Governor Earl Ray Tomblin vetoed West Virginia House Bill 4588 late on Friday. The bill would have outlawed abortion after 20 weeks statewide.
The Governor issued a statement explaining his decision: “I believe there is no greater gift of love than the gift of life. I have stated this time and again throughout my career and it is reflected in my legislative voting record. However, I have vetoed HB 4588 because I am advised, by not only attorneys from the legislature, but through my own legal team that this bill is unconstitutional.”
Abortions until approximately 24 weeks are allowed by the Roe vs. Wade ruling. The push to shorten this time frame is based on the theory that a fetus can feel pain after 20 weeks, though this is not widely agreed upon in the scientific community. Pro-choice advocates see 20-week bans as incrementally eroding women’s reproductive rights, further limiting their freedom to choose by narrowing the window women have to make a difficult decision.
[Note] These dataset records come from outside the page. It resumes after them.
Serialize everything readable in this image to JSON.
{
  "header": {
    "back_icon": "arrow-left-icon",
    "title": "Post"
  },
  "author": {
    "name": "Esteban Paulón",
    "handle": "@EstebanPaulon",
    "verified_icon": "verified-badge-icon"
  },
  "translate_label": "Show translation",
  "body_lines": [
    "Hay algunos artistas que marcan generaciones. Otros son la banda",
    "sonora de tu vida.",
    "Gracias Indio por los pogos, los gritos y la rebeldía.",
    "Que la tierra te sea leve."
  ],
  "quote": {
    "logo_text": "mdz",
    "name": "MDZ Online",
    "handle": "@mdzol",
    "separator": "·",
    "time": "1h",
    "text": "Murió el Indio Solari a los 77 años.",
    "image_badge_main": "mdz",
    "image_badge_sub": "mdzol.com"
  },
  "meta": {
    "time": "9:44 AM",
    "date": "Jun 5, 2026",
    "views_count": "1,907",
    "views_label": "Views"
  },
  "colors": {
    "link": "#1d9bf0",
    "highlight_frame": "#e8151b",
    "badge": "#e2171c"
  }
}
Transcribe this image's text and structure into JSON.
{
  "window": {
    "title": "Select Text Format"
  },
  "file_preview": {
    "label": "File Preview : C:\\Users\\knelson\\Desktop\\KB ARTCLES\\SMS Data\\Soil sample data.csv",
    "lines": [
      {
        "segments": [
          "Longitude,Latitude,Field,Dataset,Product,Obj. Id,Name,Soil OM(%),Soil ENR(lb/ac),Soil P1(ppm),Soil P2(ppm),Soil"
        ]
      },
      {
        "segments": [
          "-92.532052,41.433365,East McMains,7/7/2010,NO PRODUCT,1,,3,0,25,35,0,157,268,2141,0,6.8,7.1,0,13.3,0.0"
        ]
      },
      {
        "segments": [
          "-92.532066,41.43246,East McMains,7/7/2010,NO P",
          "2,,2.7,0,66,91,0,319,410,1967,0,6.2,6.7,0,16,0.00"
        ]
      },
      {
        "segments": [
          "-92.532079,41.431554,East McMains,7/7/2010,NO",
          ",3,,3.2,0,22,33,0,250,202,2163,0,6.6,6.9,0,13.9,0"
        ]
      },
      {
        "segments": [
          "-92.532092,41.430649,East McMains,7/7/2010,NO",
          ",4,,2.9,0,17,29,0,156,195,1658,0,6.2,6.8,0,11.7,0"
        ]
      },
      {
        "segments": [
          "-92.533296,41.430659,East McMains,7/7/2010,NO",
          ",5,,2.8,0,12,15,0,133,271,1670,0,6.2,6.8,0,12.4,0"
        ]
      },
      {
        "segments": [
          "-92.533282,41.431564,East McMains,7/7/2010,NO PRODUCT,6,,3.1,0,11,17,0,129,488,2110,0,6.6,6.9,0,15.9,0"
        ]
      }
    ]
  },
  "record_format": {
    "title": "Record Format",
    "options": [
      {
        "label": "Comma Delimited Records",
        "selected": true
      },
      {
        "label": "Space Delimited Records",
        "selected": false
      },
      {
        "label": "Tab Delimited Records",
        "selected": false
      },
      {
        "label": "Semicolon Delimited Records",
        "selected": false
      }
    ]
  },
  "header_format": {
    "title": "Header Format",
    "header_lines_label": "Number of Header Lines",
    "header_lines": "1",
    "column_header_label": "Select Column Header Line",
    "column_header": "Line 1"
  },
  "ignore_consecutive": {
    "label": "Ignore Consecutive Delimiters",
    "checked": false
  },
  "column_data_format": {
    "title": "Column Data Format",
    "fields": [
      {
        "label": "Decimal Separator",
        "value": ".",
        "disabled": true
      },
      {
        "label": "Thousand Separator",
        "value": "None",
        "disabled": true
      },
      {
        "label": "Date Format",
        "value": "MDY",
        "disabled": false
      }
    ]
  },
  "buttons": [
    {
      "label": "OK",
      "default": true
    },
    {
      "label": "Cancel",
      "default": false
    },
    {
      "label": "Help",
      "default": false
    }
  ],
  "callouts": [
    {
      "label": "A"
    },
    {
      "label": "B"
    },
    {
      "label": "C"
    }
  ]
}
Nine states have 20-week “fetal pain bans,” though West Virginia would have marked the first Democrat-controlled legislature to limit abortion access in this way.
Reproductive rights advocates argue not only for women’s freedom of choice but for the right to medical self-determination. In his statement, Governor Tomblin honored mothers forced to make difficult medical decisions when faced with complications during pregnancy, saying, “The bill is also problematic because it unduly restricts the physician-patient relationship. All patients, particularly expectant mothers, require the best, most unfettered medical judgment and advice from their physicians regarding treatment options."
"The medical community has made it clear to me that the criminal penalties this bill imposes will impede that advice, and those options, to the detriment of the health and safety of expectant mothers,” the Governor added.
Sara Bird, the president of the American Civil Liberties Union of West Virginia, praised Tomblin’s reasoning behind his choice to veto 4588: “The governor rightly saw this bill as a blatantly unconstitutional restriction on women’s health. Every pregnancy is different, and we can’t know all of the circumstances a woman is facing. A woman who is planning for a child but develops complications doesn’t need politicians interfering with her decision, nor does any other woman.”